View on NeetCode
View on LeetCode

Problem

Suppose an array of length n sorted in ascending order is rotated between 1 and n times. For example, the array nums = [0,1,2,4,5,6,7] might become:

• [4,5,6,7,0,1,2] if it was rotated 4 times.
• [0,1,2,4,5,6,7] if it was rotated 7 times.

Notice that rotating an array [a[0], a[1], a[2], ..., a[n-1]] 1 time results in the array [a[n-1], a[0], a[1], a[2], ..., a[n-2]].

Given the sorted rotated array nums of unique elements, return the minimum element of this array.

You must write an algorithm that runs in O(log n) time.

Example 1:

Input: nums = [3,4,5,1,2]
Output: 1
Explanation: The original array was [1,2,3,4,5] rotated 3 times.

Example 2:

Input: nums = [4,5,6,7,0,1,2]
Output: 0
Explanation: The original array was [0,1,2,4,5,6,7] and it was rotated 4 times.

Example 3:

Input: nums = [11,13,15,17]
Output: 11
Explanation: The original array was [11,13,15,17] and it was rotated 4 times.

Constraints:

• n == nums.length
• 1 <= n <= 5000
• -5000 <= nums[i] <= 5000
• All the integers of nums are unique.
• nums is sorted and rotated between 1 and n times.

Solution

Approach: Modified Binary Search

The key insight is that the minimum element is at the “rotation point” where a larger element is followed by a smaller element. We can use binary search by comparing the middle element with the rightmost element to determine which half contains the minimum.

Logic:

• If nums[mid] > nums[right], the minimum is in the right half (rotation point is to the right)
• If nums[mid] <= nums[right], the minimum is in the left half (including mid)

Implementation

class Solution:
    def findMin(self, nums: List[int]) -> int:
        left, right = 0, len(nums) - 1

        while left < right:
            mid = (left + right) // 2

            # If mid element is greater than right, minimum is in right half
            if nums[mid] > nums[right]:
                left = mid + 1
            else:
                # Minimum is in left half (including mid)
                right = mid

        return nums[left]

Alternative (Comparing with Left):

class Solution:
    def findMin(self, nums: List[int]) -> int:
        left, right = 0, len(nums) - 1
        result = nums[0]

        while left <= right:
            # If current subarray is already sorted
            if nums[left] < nums[right]:
                result = min(result, nums[left])
                break

            mid = (left + right) // 2
            result = min(result, nums[mid])

            # Determine which half to search
            if nums[mid] >= nums[left]:
                # Left half is sorted, search right
                left = mid + 1
            else:
                # Right half is sorted, search left
                right = mid - 1

        return result

Complexity Analysis

• Time Complexity: O(log n), where n is the length of the array.
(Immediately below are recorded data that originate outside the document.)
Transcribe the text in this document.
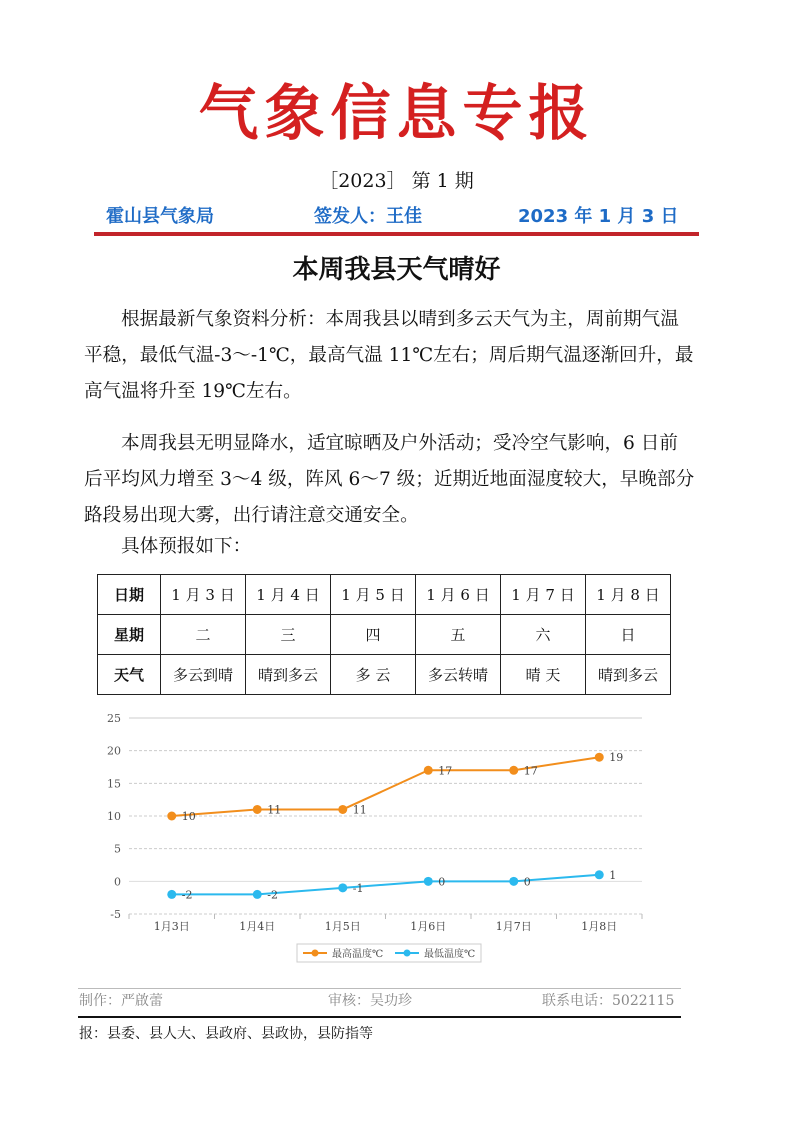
气象信息专报
［2023］ 第 1 期
霍山县气象局	签发人：王佳	2023 年 1 月 3 日
本周我县天气晴好
根据最新气象资料分析：本周我县以晴到多云天气为主，周前期气温平稳，最低气温-3～-1℃，最高气温 11℃左右；周后期气温逐渐回升，最高气温将升至 19℃左右。
本周我县无明显降水，适宜晾晒及户外活动；受冷空气影响，6 日前后平均风力增至 3～4 级，阵风 6～7 级；近期近地面湿度较大，早晚部分路段易出现大雾，出行请注意交通安全。
具体预报如下：
日期	1 月 3 日	1 月 4 日	1 月 5 日	1 月 6 日	1 月 7 日	1 月 8 日
星期	二	三	四	五	六	日
天气	多云到晴	晴到多云	多 云	多云转晴	晴 天	晴到多云
-5
0
5
10
15
20
25
1月3日	1月4日	1月5日	1月6日	1月7日	1月8日
10
11	11
17	17
19
-2	-2
-1
0	0
1
最高温度℃	最低温度℃
制作：严啟蕾	审核：吴功珍	联系电话：5022115
报：县委、县人大、县政府、县政协，县防指等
We halve the search space with each iteration.
• Space Complexity: O(1), we only use a constant amount of extra space.

Key Insights

1. Rotation Point: The minimum element is at the rotation point, where the array “breaks” from its sorted order. Before the rotation point, elements are from the second part of the original array; after it, elements are from the first part.

2. Binary Search Modification: We compare nums[mid] with nums[right] (not nums[left]) to determine which half is sorted and which contains the rotation point.

3. Sorted Subarray Check: If the entire current subarray is sorted (nums[left] < nums[right]), then nums[left] is the minimum in that range.

4. Why Compare with Right: Comparing with the right element gives us a clear decision:
   • nums[mid] > nums[right] → rotation point is to the right
   • nums[mid] <= nums[right] → rotation point is to the left (or mid is minimum)
5. No Duplicates: This problem assumes all elements are unique. With duplicates, we’d need to handle the case where nums[mid] == nums[right] by linearly searching.